Heal the Hood is reaching out to youth through music

This is an archived article and the information in the article may be outdated. Please look at the time stamp on the story to see when it was last updated.
Data pix.

MEMPHIS, Tenn.-- With record homicide numbers this year, many involving teens, The Memphis Shelby Crime Commission is issuing a call to action.

They’re asking the public sector, businesses and citizens to help young people in our community, like the Heal the Hood Foundation has. Heal the Hood has used performing arts to give youth a positive outlet instead of a life of crime.

17-year-old Kirby High School student Tracy Almo knows the difficulties of being a teenager.

”I used to be around all the negative people until I came here,” he said on Tuesday.

Here, is a music studio at the Heal the Hood in Hickory Hill, where he raps.

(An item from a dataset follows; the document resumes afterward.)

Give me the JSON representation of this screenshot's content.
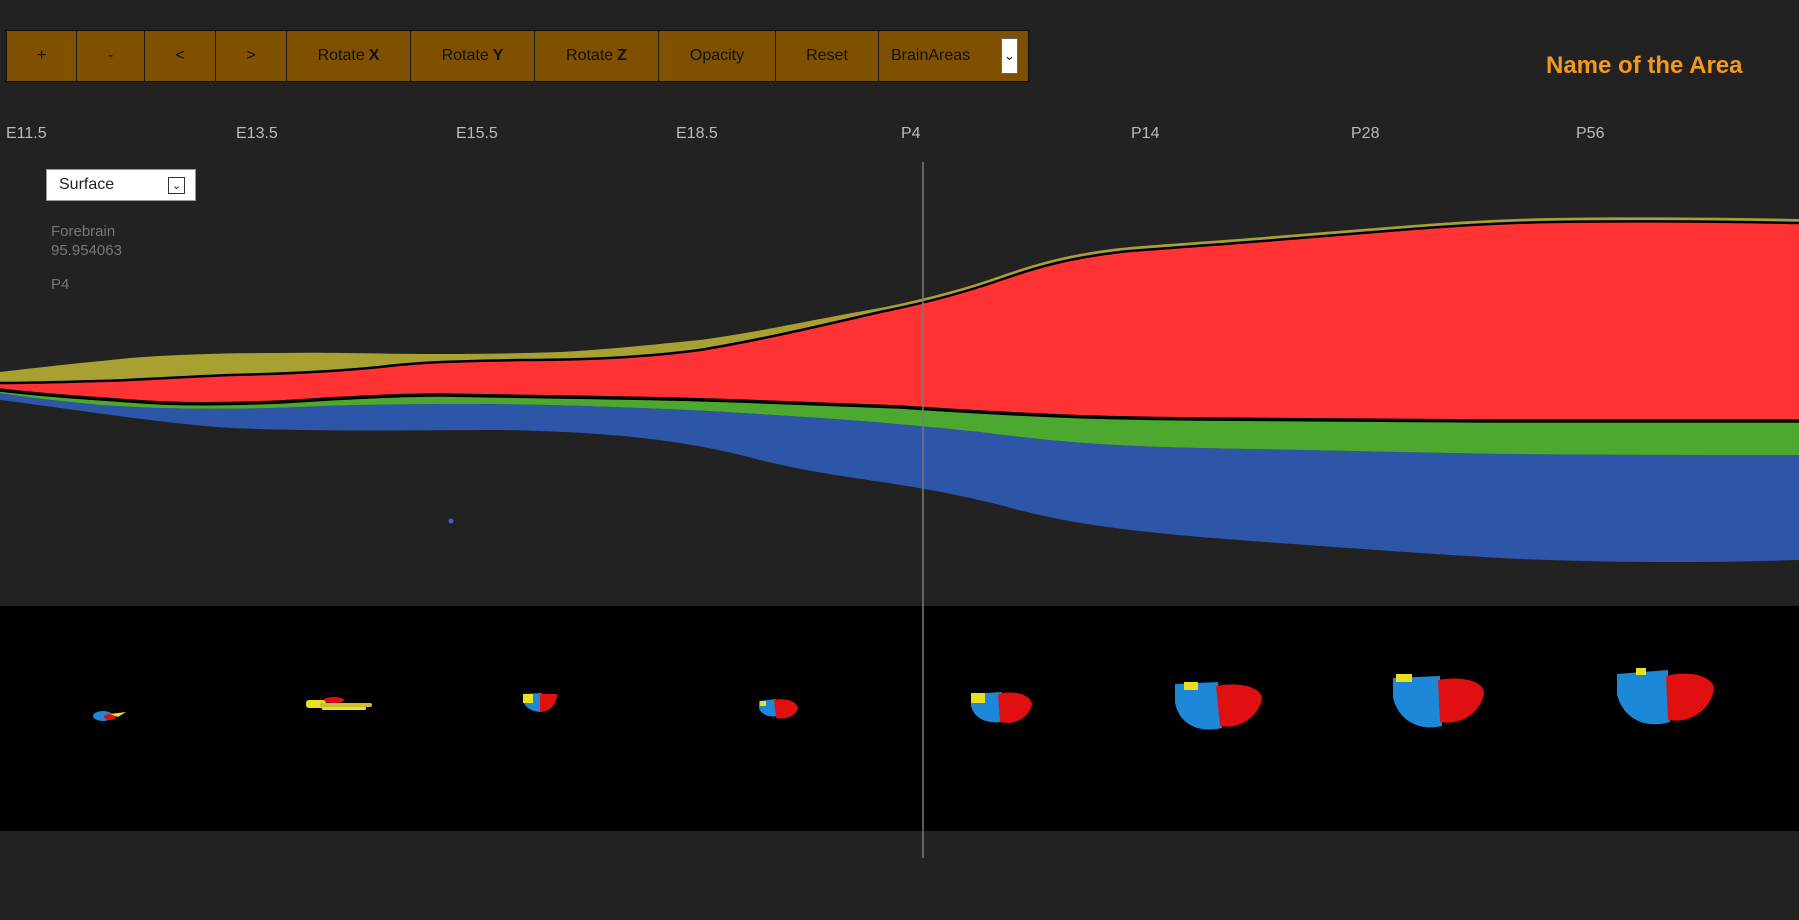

“I can relate to other teens, and I know ya’ll doin whatcha doin out there ya’ll don’t have to do that anymore because this is the place to be,” explained Almo.

With Heal the Hood, he’s exposed to positive role models and given an outlet to express himself through his music, something the Memphis Shelby Crime Commission commended on Tuesday.

“We’re very concerned about the number of homicides in our community in particular but also the number of other violent crimes such as aggravated assaults, rapes,” explained Bill Gibbons, President of the Crime Commission.

Some those crimes involve youth in some way, whether they’re the victim or suspect. Which is why the crime commission announced their partnership with Heal the Hood.

“They can learn how to work with computers, how to play the guitar,” explained Harold Collins, Vice President of Community Engagement with the Crime Commission.

The commission urged other privates businesses to follow in Heal the Hood’s footsteps and help youth not only in Hickory Hill but other places like here in Raleigh, Frayser and Whitehaven.

“Help move our young people in the right direction and provide that safe place for them to be during non-school hours,” said Gibbons.

Almo believes these partnerships could make a difference in a young person’s life.

“I’ve seen people do like wrong things. I really want a lot of people to change. I’ve changed myself,” he said.